Chalenge on depth buffer and antialising

Hi, let me describe the geometric situation first and the problem later:

I have to draw a sphere with a maximum radius circunference over it. Like an “equator line”, the center of the circunference is coincident with the center of the sphere. The sphere is translucid and the circunference is opaque.

The problem: In order to draw this scene with a high quality, using blending to produce the antialising, I need to draw things in the following sequence:

  1. A semi-arc of circunference that will be almost “hidden” by the translucid sphere.

  2. The entire translucid sphere.

  3. The other semi-arc of circunference that can be directly viewed.

The reson for doing so is the apha blending for antialising.

My question is: How can I draw this?
If we first draw the sphere (with glDepthMask( GL_FALSE ) ) and then draw the circunference, the later will appear just as if it is in the front of the sphere.
If we first draw the circunference and the sphere later, the part of the circunference that can be viewed directly, won’t be properlly antialised (because it will be blended with the background, and not with the sphere).
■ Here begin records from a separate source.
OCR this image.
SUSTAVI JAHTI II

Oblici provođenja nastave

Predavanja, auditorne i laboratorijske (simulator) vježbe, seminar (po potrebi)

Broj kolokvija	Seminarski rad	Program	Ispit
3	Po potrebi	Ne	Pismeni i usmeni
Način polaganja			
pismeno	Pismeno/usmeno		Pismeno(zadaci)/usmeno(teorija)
Just know that the sphere is made of polygon faces, while the circunference is made of lines (so culling works just for polygon).

Thank you very much,

Fabio

To me the simplest way would be to go for thin polygons instead of lines, so that you can actually use culling.

Hi,

How can I do that?
Thanks for the answer!

Fabio

I, my self, have found a possible solution. It works well, ar least.

Use a clip plane to cut the sphere throught its center. The plane must be parallel to the screen and with its back facing the viewer. Draw the entire scene then remove the clipping plane and draw everything again. Using glDepthTest and Display Lists made it fast (at least in my computer).

I hope someone give me an ideia if I am going throught the right way.

Thanks a lot,

Fabio

Using a clip plane will probably give correct results (even if a bit overkill for your use).
I am not sure to understand well your algo though.
To me :

  • activate clip plane parallel to the screen, passing throught sphere center, and cutting the world between plane and camera.
  • draw the equatorial line (so only the back part is drawn)
  • desactivate clip plane
  • draw the sphere
  • re-activate clip cplane, this time cuttin the world between the plane and the infinite far.
  • draw the equatorial line (so only the front part is drawn)

If you don’t have performance problems, you can stick with it.

About using polygons instead of lines :
Just see your equator as a cylinder with both ends open, the same radius as your sphere, and a very small height. Finding the correct height seems the biggest problem. It should be about one pixel in screen size, so that may be hard to find with a wide fov and/or a moving camera.